West Brom did have to return to England, to take on Southampton in the fifth round the following Saturday - a game which they limped to defeat in - but not after the fiasco of all fiascos in Catalonia.
According to Reuters, four Albion players were questioned but not arrested by police over the alleged theft of a taxi, with those four players forced to apologise for breaking a club curfew. The night before, Pardew had lost his mobile phone, wallet and jacket on a night out.
Two of those players, Gareth Barry and Jonny Evans both played in the Southampton defeat. Pardew stripped Evans of the captain's armband as he wanted to "make a bit of a statement", but still kept both in the side.
Since, Chris Brunt has had a heated half-time altercation with Pardew over his tactics in the Huddersfield defeat in late February, while Pardew had another clash with Grzegorz Krychowiak after the Poland international refused to shake his manager's hand after being substituted in the Leicester defeat.

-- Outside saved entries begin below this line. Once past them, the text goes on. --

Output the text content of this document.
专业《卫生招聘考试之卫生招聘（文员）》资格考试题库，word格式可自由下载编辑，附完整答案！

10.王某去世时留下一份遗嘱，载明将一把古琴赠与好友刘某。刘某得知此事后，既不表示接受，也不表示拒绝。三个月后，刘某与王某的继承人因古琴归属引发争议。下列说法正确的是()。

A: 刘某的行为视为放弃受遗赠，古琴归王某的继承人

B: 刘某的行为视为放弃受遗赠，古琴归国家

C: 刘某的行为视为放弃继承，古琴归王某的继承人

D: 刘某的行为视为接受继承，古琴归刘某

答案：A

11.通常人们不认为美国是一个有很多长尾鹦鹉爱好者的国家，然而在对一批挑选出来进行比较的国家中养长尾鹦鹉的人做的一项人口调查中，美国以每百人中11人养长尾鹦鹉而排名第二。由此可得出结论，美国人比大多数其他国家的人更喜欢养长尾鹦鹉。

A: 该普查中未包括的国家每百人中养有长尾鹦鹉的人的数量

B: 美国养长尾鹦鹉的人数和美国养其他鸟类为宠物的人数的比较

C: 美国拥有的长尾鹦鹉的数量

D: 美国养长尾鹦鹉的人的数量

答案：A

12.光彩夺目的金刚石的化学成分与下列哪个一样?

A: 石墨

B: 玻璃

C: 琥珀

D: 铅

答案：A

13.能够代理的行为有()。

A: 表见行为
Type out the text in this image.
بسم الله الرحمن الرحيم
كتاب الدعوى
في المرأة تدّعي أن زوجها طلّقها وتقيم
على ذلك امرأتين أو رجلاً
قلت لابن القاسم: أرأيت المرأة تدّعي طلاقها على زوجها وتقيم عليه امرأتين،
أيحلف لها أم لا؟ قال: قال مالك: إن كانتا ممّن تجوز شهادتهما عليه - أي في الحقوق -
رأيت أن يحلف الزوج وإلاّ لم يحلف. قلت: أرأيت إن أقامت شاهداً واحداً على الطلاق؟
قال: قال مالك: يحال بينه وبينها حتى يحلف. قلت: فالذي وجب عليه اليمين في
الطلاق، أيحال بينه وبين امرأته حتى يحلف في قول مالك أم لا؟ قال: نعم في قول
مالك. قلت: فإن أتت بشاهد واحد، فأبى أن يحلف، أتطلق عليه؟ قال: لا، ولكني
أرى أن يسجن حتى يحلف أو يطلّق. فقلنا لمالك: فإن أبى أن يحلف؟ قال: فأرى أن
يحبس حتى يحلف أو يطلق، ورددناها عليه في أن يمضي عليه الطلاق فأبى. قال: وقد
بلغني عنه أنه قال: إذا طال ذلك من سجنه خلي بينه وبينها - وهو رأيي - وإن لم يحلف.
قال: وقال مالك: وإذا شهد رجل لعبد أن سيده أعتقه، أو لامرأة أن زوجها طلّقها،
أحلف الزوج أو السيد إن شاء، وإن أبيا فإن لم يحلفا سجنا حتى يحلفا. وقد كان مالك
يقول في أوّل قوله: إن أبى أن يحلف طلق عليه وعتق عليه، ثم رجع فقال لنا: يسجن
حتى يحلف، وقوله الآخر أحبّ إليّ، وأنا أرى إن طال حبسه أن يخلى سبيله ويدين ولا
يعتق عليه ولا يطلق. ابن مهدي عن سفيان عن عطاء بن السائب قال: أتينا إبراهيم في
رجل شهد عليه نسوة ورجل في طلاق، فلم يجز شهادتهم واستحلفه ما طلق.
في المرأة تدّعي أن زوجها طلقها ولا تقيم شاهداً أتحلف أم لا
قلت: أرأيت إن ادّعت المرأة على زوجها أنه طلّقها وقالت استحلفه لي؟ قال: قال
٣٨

"I do have a problem with it because I've supported him and played him and stuck by him when he's not been particularly great," said Pardew.
The dressing room appeared lost, and the results have suffered - since "Taxigate" West Brom have picked up four Premier League points - three of those on Sunday at Old Trafford.
Upheaval behind the scenes mirrors chaos on the pitch
Replacing the manager didn't solve West Brom's problems, as it took Pardew nine games to taste victory, after the Baggies had gone 20 without success. Next in the firing line were chairman John Williams and chief executive Martin Goodman, who were both sacked in February.
The new Chinese owners brought in Williams to replace Jeremy Peace in 2016, but failed to establish a connection with the coaching team in place.
"It is obviously different when you have an owner who lives in a different country," Francis adds. "We had a new chairman come in, working for the new owners, and Tony's ability to see the chairman was less than before."
Neither Williams or Goodman's sackings made any difference, just adding to the feeling of disarray at the club. The solution? Another sacking, as technical director Nick Hammond was relieved of his duties last week.
Giuliano Terraneo has arrived to replace Hammond, with an impressive pedigree after heading up recruitment at Lazio and Inter Milan, but it remains to be seen how much influence he can have on a club not going in any particular direction.